Campaign Surrogates And "Sortagates" Cause Confusion On The Trail

[Republished from 2008Central.net]

TNR's Eve Fairbanks offers a plea for reduced surrogates, writing;

I haven't been around forever, but has ever a campaign felt so plagued by gaffes made by non-candidates?

[...]

Do McCain and Obama really need so many minions and representatives covering every cable show, every hour? Can't we do away with this evil proliferation of surrogates?


Indeed.  The campaigns definitely don't need the amount of surrogates and "sortagates" (my word for the person that seems to be speaking on behalf of the candidate, but turns out not to be) that they currently have.  From the campaign's perspective, murky surrogate-land gives them the advantages of having many surrogates to spread their message with the added advantage of being able to distance themselves or disown that individual should they mess up.  That being said, in many ways, the problem with the proliferation of surrogates isn't their increased presence.  Rather, it's the way that the campaigns and the press are using them.

Using surrogates to speak about the advantages of a particular policy position, to engage in debates and to speak on behalf of the candidate at times is a necessary and useful part of presidential politics.  That said, when a person is speaking as a surrogate, it needs to be made clear that they are in fact speaking on behalf of the campaign (and not just espousing their own views).  On the other hand, contrary to acting as a surrogate, when someone is acting as a "sortagate," the press should not treat them as though they were a surrogate.  Here in lies the problem.  The press, with the assistance of the campaigns, has successfully blurred the line between a campaign surrogate and someone that is just advocating/supporting a candidate.  Accordingly, when interviewing sortagates, the inquires should not focus on official campaign positions or responses, but rather, the inquires should be more in the direction of advocacy for whatever position they want to be advancing.

Now, if the press were to re-establish this line, then they would certainly be squandering the ability to gin up controversies and gaffes surrounding sortagates.  So, from a purely selfish perspective, it is highly unlikely that the cable news shows will go to any effort to clarify this mistake.  Perhaps the campaigns will?  Although surrogate/sortagate proliferation benefits them, it does run with the risk of losing control of the daily message because someone unaffiliated with the campaign may have sneezed, and because that sneeze sort of sounded like a curse word, it dominates news for a day.
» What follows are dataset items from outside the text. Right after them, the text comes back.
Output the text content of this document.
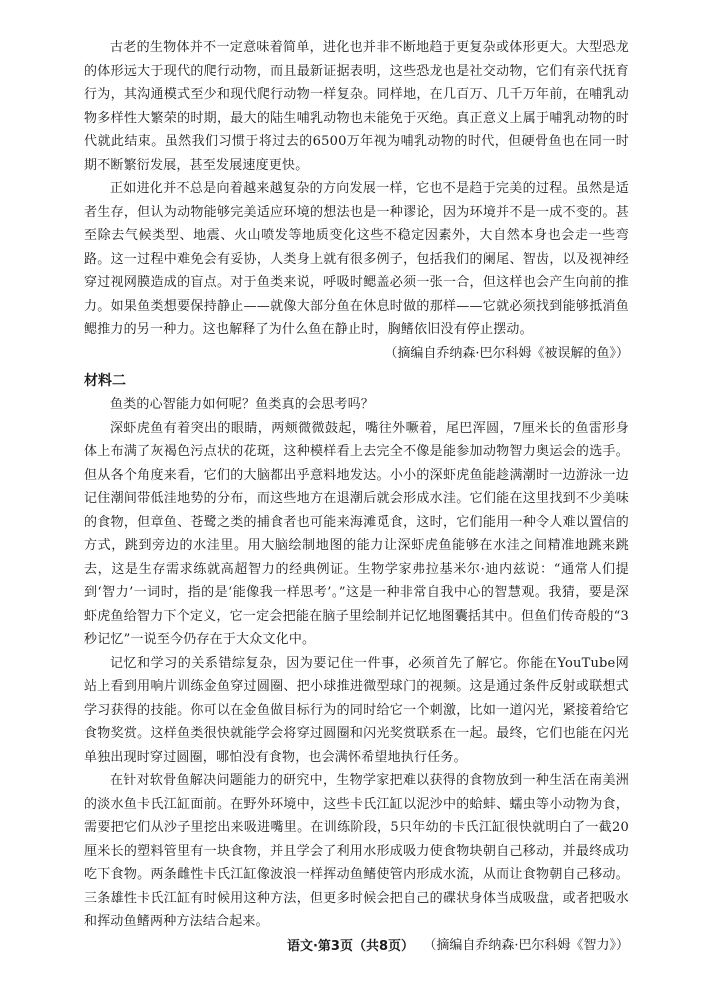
古老的生物体并不一定意味着简单，进化也并非不断地趋于更复杂或体形更大。大型恐龙的体形远大于现代的爬行动物，而且最新证据表明，这些恐龙也是社交动物，它们有亲代抚育行为，其沟通模式至少和现代爬行动物一样复杂。同样地，在几百万、几千万年前，在哺乳动物多样性大繁荣的时期，最大的陆生哺乳动物也未能免于灭绝。真正意义上属于哺乳动物的时代就此结束。虽然我们习惯于将过去的6500万年视为哺乳动物的时代，但硬骨鱼也在同一时期不断繁衍发展，甚至发展速度更快。

正如进化并不总是向着越来越复杂的方向发展一样，它也不是趋于完美的过程。虽然是适者生存，但认为动物能够完美适应环境的想法也是一种谬论，因为环境并不是一成不变的。甚至除去气候类型、地震、火山喷发等地质变化这些不稳定因素外，大自然本身也会走一些弯路。这一过程中难免会有妥协，人类身上就有很多例子，包括我们的阑尾、智齿，以及视神经穿过视网膜造成的盲点。对于鱼类来说，呼吸时鳃盖必须一张一合，但这样也会产生向前的推力。如果鱼类想要保持静止——就像大部分鱼在休息时做的那样——它就必须找到能够抵消鱼鳃推力的另一种力。这也解释了为什么鱼在静止时，胸鳍依旧没有停止摆动。

（摘编自乔纳森·巴尔科姆《被误解的鱼》）

材料二

鱼类的心智能力如何呢？鱼类真的会思考吗？

深虾虎鱼有着突出的眼睛，两颊微微鼓起，嘴往外噘着，尾巴浑圆，7厘米长的鱼雷形身体上布满了灰褐色污点状的花斑，这种模样看上去完全不像是能参加动物智力奥运会的选手。但从各个角度来看，它们的大脑都出乎意料地发达。小小的深虾虎鱼能趁满潮时一边游泳一边记住潮间带低洼地势的分布，而这些地方在退潮后就会形成水洼。它们能在这里找到不少美味的食物，但章鱼、苍鹭之类的捕食者也可能来海滩觅食，这时，它们能用一种令人难以置信的方式，跳到旁边的水洼里。用大脑绘制地图的能力让深虾虎鱼能够在水洼之间精准地跳来跳去，这是生存需求练就高超智力的经典例证。生物学家弗拉基米尔·迪内兹说：“通常人们提到‘智力’一词时，指的是‘能像我一样思考’。”这是一种非常自我中心的智慧观。我猜，要是深虾虎鱼给智力下个定义，它一定会把能在脑子里绘制并记忆地图囊括其中。但鱼们传奇般的“3秒记忆”一说至今仍存在于大众文化中。

记忆和学习的关系错综复杂，因为要记住一件事，必须首先了解它。你能在YouTube网站上看到用响片训练金鱼穿过圆圈、把小球推进微型球门的视频。这是通过条件反射或联想式学习获得的技能。你可以在金鱼做目标行为的同时给它一个刺激，比如一道闪光，紧接着给它食物奖赏。这样鱼类很快就能学会将穿过圆圈和闪光奖赏联系在一起。最终，它们也能在闪光单独出现时穿过圆圈，哪怕没有食物，也会满怀希望地执行任务。

在针对软骨鱼解决问题能力的研究中，生物学家把难以获得的食物放到一种生活在南美洲的淡水鱼卡氏江缸面前。在野外环境中，这些卡氏江缸以泥沙中的蛤蚌、蠕虫等小动物为食，需要把它们从沙子里挖出来吸进嘴里。在训练阶段，5只年幼的卡氏江缸很快就明白了一截20厘米长的塑料管里有一块食物，并且学会了利用水形成吸力使食物块朝自己移动，并最终成功吃下食物。两条雌性卡氏江缸像波浪一样挥动鱼鳍使管内形成水流，从而让食物朝自己移动。三条雄性卡氏江缸有时候用这种方法，但更多时候会把自己的碟状身体当成吸盘，或者把吸水和挥动鱼鳍两种方法结合起来。

（摘编自乔纳森·巴尔科姆《智力》）

语文·第3页（共8页）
My prescription: clarity.  The campaigns will likely need to start the effort, by making campaign spokespeople and official surrogates more available for TV interviews, so that the news folks don't have to rely on sortagates.  This will provide them with increased message control, and, could also increase the quality of discourse (given how utterly uniformed some sortagates are).  If the campaigns continue to allow the line between campaign spokespeople and sortagates to be blurred, then it's going to be pretty hard for me to be sympathetic when some stupid mistake from a sortagate blows up the news cycle for a day.  As far as I'm concerned, once a problem is identified, if you don't stop facilitating it, then you're complicit.